After the operator creates the StatefulSet, patch it to add a permissions-fixing init container:

```bash
kubectl patch statefulset awx-postgres-15 -n awx --type=json \
  -p='[{"op":"add","path":"/spec/template/spec/initContainers","value":[{"name":"fix-perms","image":"busybox","command":["sh","-c","chown -R 26:26 /var/lib/pgsql/data && chmod 700 /var/lib/pgsql/data"],"volumeMounts":[{"name":"postgres-15","mountPath":"/var/lib/pgsql/data"}],"securityContext":{"runAsUser":0}}]}]'
```

Then restart the postgres pod:

```bash
kubectl delete pod -n awx -l app.kubernetes.io/name=awx-postgres-15
```

> **Note:** The operator may revert this patch on the next reconciliation. If so, Option A or switching to a StorageClass that respects fsGroup natively is the long-term fix.

---

## Key Differences: security_context_settings vs postgres_security_context

| CR Field | Applies To |
|----------|-----------|
| `security_context_settings` | AWX web and task pods |
| `postgres_security_context` | Managed PostgreSQL pod |

These are independent. Setting one does not affect the other.

---

## Useful Diagnostic Commands

```bash
# Check all AWX resources
kubectl get all -n awx

# Check PVC status
kubectl get pvc -n awx

# Check postgres secret configuration
kubectl get secret -n awx awx-postgres-configuration -o jsonpath="{.data.host}" | base64 -d

# Watch operator logs
kubectl logs -n awx deployment/awx-operator-controller-manager -f --tail=50

# Check postgres pod logs
kubectl logs -n awx -l app.kubernetes.io/name=awx-postgres-15

# Force operator re-reconciliation
kubectl annotate awx -n awx awx --overwrite restartedAt=$(date +%s)
```

---

## Full Recovery Procedure (Nuclear Option)
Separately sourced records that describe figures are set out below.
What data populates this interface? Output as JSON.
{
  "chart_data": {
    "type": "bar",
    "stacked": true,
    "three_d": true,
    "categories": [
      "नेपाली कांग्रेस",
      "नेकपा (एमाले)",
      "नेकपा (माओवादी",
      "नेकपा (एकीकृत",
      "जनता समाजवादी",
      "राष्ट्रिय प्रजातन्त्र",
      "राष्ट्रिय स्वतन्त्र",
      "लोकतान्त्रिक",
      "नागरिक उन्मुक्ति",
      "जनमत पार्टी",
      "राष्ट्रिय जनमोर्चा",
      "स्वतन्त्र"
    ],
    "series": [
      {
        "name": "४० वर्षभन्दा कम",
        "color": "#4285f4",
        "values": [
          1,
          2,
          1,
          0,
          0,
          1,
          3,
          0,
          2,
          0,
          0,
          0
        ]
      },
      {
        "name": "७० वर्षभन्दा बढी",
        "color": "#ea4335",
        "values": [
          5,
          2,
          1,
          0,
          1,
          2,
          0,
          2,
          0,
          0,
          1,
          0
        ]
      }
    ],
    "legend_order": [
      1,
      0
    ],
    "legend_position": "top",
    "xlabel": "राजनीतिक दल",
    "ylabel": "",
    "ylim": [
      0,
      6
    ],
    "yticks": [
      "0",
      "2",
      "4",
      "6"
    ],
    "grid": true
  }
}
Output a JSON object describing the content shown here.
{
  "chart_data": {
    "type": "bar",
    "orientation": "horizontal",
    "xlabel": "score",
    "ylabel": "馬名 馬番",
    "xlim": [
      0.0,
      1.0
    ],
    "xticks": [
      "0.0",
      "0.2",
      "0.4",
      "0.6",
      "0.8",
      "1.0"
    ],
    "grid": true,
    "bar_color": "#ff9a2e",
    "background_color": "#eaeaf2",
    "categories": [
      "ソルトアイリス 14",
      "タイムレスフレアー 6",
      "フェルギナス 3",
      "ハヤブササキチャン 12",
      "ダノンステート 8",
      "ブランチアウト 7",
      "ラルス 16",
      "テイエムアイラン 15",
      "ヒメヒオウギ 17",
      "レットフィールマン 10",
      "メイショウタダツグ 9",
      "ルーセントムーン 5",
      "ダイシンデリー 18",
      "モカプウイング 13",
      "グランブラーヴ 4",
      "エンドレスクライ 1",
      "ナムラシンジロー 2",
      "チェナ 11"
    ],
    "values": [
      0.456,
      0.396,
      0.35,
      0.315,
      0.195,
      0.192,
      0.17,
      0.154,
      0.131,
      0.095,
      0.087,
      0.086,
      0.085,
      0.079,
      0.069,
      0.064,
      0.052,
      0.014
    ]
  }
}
If the deployment is in a completely broken state, reset everything and let the operator rebuild from scratch:

```bash
# Delete all managed resources
kubectl delete deployment -n awx awx-task awx-web
kubectl delete statefulset -n awx awx-postgres-15
kubectl delete pvc -n awx postgres-15-awx-postgres-15-0
kubectl delete secret -n awx awx-postgres-configuration
kubectl delete secret -n awx awx-app-credentials
kubectl delete secret -n awx awx-admin-password
kubectl delete secret -n awx awx-broadcast-websocket
kubectl delete secret -n awx awx-receptor-ca
kubectl delete secret -n awx awx-receptor-work-signing

# Restart the operator
kubectl rollout restart deployment -n awx awx-operator-controller-manager

# The operator will recreate everything from the AWX CR
```

> **Warning:** This deletes all AWX state including admin passwords and database data. Only use if you have no data to preserve or have a backup.